Однажды Юрий отвел меня в сторону и нерешительно сказал:
- Знаешь, старик, не с кем посоветоваться…
- Ну, говори…
- Только ты, никому…
Тогда Юрий поведал мне свою историю. Оказывается, его вызывали в КГБ. Сотрудник, с которым он общался, повел разговор издалека. Он спросил, знает ли Доценко, кто такой Степан Бандера и «бандеровцы»? Затем, сколько беды принесли они на украинскую землю. Закончил тем, что предложил вместе бороться против «националистической заразы», которая есть в Мелитополе.
Слова Ю. Доценко вызвали улыбку на моем лице. Какие могут быть националисты в нашем городе, где украинской речи на улицах не услышишь?
- На улице, может, и не услышишь, а в нашей редакции по-украински разговаривают, - мрачно сказал Юрий.
- Ты считаешь…
- Я так не считаю, а вот товарищи…
Он не договорил, но я понял, о каких «товарищах» идет речь. Казалось бы, времена в СССР после хрущевской «оттепели» поменялись, сталинские репрессии осуждены на самом высоком государственном уровне, а вот прежний страх перед карательными органами, нет-нет, да и давал о себе знать.

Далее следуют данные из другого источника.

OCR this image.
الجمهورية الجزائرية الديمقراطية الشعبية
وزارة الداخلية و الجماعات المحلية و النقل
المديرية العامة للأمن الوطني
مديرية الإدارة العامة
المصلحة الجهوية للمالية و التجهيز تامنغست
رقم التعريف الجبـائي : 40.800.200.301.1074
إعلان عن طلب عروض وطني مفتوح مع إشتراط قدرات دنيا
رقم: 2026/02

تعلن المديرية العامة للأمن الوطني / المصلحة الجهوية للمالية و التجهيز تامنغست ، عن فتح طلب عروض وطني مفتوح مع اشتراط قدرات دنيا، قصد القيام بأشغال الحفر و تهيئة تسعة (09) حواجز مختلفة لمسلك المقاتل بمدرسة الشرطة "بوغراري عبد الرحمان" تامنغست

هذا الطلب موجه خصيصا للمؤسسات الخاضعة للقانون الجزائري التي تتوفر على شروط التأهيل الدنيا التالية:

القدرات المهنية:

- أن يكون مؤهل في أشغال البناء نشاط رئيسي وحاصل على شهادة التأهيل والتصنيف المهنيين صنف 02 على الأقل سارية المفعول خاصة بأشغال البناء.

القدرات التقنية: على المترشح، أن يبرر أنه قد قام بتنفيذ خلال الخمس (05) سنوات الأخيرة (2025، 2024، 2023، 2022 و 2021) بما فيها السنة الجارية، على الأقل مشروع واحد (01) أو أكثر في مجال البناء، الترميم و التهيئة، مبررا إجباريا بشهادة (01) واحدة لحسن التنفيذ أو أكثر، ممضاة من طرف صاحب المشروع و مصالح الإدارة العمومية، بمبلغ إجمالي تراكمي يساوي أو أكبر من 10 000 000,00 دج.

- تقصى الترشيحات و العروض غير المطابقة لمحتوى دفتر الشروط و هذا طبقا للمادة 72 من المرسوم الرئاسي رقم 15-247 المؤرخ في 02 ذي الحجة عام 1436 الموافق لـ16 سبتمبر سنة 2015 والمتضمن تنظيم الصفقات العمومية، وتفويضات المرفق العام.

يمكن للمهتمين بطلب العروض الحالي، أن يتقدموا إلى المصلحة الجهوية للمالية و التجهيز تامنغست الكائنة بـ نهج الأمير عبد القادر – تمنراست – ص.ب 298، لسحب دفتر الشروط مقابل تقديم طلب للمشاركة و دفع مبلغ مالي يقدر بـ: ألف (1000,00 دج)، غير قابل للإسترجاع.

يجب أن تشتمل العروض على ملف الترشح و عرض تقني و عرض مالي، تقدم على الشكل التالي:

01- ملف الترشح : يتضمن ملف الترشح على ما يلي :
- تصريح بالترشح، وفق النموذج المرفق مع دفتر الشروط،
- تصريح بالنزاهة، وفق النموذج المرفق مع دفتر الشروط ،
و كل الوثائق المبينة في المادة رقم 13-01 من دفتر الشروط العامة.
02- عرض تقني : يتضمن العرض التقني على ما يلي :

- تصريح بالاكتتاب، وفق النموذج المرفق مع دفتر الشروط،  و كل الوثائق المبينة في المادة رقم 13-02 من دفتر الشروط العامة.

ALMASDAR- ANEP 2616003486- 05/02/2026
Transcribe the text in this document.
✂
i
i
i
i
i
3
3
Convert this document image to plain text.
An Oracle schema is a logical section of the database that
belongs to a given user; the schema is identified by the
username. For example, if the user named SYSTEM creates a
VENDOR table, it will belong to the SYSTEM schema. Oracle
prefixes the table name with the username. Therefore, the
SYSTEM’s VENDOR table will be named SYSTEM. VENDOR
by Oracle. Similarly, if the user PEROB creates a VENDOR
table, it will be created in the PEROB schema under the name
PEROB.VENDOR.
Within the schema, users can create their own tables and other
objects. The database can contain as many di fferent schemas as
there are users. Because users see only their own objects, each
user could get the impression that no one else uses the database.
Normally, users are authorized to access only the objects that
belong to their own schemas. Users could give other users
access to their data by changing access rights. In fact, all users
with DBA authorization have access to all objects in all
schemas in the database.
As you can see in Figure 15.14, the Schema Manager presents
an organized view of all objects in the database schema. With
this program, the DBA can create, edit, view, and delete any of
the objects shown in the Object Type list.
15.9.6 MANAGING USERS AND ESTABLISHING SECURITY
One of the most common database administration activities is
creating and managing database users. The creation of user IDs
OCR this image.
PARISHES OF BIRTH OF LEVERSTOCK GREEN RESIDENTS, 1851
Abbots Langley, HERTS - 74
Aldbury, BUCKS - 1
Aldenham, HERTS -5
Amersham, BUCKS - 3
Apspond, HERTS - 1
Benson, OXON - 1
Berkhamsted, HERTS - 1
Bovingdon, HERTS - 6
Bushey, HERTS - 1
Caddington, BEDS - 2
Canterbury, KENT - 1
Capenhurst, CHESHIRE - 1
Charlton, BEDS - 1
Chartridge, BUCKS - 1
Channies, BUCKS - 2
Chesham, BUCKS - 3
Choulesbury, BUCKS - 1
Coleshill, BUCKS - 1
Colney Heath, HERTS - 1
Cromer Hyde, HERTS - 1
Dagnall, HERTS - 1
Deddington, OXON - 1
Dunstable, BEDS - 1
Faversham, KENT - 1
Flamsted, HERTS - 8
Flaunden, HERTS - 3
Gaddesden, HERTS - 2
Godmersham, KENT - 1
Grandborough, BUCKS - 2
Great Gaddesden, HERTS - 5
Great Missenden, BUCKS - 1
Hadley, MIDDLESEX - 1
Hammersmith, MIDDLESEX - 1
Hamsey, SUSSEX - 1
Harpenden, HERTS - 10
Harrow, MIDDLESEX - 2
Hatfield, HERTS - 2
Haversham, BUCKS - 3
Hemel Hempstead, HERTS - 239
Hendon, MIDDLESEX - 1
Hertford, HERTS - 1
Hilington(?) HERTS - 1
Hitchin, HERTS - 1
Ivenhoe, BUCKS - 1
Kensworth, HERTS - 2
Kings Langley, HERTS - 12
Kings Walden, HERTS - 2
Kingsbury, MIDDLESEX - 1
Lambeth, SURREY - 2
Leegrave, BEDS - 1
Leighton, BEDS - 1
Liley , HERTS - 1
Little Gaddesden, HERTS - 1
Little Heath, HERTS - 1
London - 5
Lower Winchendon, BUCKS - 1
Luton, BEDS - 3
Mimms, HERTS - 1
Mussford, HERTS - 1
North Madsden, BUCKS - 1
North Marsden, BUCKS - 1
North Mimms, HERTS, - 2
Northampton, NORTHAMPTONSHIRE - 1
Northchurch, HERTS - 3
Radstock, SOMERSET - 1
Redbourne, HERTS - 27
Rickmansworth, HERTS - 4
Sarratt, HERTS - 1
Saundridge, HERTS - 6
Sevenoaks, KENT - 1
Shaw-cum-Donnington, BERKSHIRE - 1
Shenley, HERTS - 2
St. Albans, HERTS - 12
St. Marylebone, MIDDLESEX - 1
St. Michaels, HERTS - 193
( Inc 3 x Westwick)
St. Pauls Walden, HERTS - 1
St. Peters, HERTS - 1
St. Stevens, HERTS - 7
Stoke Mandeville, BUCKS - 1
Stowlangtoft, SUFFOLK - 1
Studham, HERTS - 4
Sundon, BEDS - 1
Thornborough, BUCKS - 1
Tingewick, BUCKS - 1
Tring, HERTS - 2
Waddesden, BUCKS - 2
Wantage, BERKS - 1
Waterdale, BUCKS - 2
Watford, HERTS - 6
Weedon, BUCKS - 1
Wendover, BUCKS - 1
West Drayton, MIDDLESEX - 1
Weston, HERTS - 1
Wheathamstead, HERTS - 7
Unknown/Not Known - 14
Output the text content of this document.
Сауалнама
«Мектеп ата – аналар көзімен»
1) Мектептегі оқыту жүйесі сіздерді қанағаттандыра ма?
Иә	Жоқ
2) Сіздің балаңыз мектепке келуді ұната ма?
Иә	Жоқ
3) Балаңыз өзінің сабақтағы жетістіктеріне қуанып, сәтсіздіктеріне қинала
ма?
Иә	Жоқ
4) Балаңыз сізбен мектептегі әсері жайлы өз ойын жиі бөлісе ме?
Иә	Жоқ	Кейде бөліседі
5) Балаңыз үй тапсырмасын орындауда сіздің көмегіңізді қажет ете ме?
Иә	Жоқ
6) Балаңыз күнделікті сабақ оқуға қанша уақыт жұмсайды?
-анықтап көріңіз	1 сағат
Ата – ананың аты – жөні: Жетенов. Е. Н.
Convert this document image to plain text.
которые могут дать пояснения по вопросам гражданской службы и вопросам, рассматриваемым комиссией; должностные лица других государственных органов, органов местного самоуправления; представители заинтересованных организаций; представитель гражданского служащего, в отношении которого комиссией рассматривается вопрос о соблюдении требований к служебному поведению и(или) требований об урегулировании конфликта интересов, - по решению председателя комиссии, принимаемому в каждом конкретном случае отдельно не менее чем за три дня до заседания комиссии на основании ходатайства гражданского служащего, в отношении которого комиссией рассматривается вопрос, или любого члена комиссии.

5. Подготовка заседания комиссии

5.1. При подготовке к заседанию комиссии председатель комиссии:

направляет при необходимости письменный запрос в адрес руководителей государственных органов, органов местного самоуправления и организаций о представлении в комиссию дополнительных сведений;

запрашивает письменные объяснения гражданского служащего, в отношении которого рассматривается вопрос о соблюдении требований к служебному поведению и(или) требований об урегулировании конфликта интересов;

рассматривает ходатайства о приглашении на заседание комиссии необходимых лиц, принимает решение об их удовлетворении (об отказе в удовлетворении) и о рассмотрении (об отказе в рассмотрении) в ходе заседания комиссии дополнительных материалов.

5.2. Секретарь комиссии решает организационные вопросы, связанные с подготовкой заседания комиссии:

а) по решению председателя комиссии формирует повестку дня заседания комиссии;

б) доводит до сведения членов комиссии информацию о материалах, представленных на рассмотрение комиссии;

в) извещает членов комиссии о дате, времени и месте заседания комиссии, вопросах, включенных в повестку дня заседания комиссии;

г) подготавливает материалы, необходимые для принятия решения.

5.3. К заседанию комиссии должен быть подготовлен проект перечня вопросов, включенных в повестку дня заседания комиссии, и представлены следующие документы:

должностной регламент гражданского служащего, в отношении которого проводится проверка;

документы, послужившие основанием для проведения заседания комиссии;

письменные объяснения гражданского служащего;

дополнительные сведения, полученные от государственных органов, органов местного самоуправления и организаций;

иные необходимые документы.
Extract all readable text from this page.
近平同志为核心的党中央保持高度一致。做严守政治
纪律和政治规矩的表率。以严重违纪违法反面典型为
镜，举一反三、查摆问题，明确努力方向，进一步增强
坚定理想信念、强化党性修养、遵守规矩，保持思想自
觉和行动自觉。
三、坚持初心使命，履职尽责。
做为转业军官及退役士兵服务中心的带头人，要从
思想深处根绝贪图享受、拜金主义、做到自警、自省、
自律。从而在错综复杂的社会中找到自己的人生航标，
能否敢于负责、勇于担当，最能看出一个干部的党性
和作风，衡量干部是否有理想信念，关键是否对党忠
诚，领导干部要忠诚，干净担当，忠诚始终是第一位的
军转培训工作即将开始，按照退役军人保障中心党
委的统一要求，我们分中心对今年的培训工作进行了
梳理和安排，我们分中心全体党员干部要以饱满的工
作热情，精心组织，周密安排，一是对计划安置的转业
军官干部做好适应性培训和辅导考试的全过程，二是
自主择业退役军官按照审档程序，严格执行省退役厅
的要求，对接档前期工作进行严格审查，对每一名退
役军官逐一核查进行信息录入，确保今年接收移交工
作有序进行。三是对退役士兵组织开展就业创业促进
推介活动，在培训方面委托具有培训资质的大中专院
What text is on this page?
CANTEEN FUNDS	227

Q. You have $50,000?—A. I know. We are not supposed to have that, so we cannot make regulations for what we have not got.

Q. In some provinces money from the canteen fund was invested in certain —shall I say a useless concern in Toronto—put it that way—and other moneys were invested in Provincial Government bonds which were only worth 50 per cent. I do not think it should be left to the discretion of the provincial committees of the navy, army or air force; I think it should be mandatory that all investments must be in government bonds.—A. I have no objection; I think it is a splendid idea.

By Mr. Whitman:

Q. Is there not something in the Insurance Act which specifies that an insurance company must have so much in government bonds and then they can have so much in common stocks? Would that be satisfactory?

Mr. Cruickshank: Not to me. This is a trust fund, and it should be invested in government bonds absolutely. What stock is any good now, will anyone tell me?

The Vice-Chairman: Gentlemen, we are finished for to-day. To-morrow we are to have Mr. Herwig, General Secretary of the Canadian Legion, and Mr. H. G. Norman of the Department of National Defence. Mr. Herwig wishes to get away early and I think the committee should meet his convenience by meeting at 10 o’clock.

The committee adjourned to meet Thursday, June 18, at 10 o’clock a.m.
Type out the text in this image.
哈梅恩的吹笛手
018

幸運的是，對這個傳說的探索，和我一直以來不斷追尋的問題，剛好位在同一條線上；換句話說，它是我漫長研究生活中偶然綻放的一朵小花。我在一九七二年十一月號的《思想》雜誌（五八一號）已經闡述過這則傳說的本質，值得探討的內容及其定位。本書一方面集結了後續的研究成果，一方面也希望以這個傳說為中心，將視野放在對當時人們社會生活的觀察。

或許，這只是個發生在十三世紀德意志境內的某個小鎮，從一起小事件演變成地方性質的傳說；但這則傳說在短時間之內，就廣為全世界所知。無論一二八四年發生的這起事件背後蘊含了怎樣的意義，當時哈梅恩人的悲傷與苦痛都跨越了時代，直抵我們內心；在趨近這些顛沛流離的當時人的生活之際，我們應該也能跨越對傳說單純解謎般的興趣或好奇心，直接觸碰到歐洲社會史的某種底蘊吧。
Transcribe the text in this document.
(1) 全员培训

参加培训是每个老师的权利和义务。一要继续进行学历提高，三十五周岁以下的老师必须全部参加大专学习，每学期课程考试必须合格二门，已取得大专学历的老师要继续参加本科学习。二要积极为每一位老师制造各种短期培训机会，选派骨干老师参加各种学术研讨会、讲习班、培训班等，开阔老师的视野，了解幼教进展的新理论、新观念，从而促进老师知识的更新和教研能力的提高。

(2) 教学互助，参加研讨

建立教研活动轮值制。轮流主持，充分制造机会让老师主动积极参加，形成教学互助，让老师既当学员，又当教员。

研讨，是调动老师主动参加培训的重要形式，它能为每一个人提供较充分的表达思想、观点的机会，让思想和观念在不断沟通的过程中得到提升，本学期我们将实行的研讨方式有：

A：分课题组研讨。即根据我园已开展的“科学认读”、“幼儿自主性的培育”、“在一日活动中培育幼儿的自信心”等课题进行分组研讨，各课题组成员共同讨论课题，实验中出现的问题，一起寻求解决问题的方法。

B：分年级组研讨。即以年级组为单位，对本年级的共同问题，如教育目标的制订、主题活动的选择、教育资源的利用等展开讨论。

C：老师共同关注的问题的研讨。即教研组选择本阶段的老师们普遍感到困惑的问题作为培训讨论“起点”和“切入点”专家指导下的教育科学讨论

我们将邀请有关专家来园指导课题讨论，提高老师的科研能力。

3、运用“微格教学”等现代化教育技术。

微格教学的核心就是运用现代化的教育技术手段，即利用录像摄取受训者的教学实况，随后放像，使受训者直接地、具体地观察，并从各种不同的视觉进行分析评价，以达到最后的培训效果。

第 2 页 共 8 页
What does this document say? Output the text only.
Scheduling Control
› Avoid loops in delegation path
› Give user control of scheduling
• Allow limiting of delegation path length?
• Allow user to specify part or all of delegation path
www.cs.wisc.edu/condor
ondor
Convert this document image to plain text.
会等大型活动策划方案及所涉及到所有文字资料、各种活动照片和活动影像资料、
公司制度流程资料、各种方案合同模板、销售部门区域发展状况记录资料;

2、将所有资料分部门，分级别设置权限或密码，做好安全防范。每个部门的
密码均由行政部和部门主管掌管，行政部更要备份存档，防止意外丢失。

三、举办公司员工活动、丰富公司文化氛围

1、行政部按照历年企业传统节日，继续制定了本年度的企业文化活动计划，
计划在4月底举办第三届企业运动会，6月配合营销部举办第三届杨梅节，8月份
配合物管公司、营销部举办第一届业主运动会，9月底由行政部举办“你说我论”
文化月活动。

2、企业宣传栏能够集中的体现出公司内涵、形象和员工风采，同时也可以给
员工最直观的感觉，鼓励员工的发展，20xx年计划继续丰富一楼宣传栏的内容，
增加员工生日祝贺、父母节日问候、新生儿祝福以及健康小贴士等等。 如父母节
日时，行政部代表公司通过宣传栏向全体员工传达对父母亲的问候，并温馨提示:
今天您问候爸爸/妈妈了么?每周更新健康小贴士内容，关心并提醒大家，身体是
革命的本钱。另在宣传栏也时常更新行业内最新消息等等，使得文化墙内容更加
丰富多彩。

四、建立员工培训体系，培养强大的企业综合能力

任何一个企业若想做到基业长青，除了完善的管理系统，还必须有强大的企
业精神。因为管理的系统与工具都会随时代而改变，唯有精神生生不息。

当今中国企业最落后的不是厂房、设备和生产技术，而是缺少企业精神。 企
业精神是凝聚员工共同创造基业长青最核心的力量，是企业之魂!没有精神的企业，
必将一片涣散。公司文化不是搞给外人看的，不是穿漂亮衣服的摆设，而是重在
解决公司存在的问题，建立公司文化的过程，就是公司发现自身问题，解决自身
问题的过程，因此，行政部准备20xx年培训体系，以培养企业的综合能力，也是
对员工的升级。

Как я понял, Доценко предлагали доносить на коллег-журналистов. Это «предложение» преподносилось, как высокое доверие.
- Что делать? - спросил Юрий.
Что я мог ответить? Даже в страшном сне не хотел бы очутиться на его месте. Но тут пришла в голову одна мысль.
- Слушай, у тебя, вроде, проблемы со слухом?
- Да, на одно ухо плохо слышу.
- Вот ты и скажи об этом «товарищу». Мол, рад бы помочь в борьбе с врагами государства, но не могу по причине плохого слуха.
- Чогось не дочуваю, - сказал Юрий по-украински и в первый раз за время нашего разговора улыбнулся. - А що з глухого узяти?
Не знаю, помог ли ему мой совет. Через какое-то время я пришел в редакцию и узнал, что Доценко здесь уже не работает. Сказали, что уехал на родину, в Донецкую область.
С. И. АВДЕЕНКО. Статья была опубликована в № 8 Мелитопольского краеведческого журнала.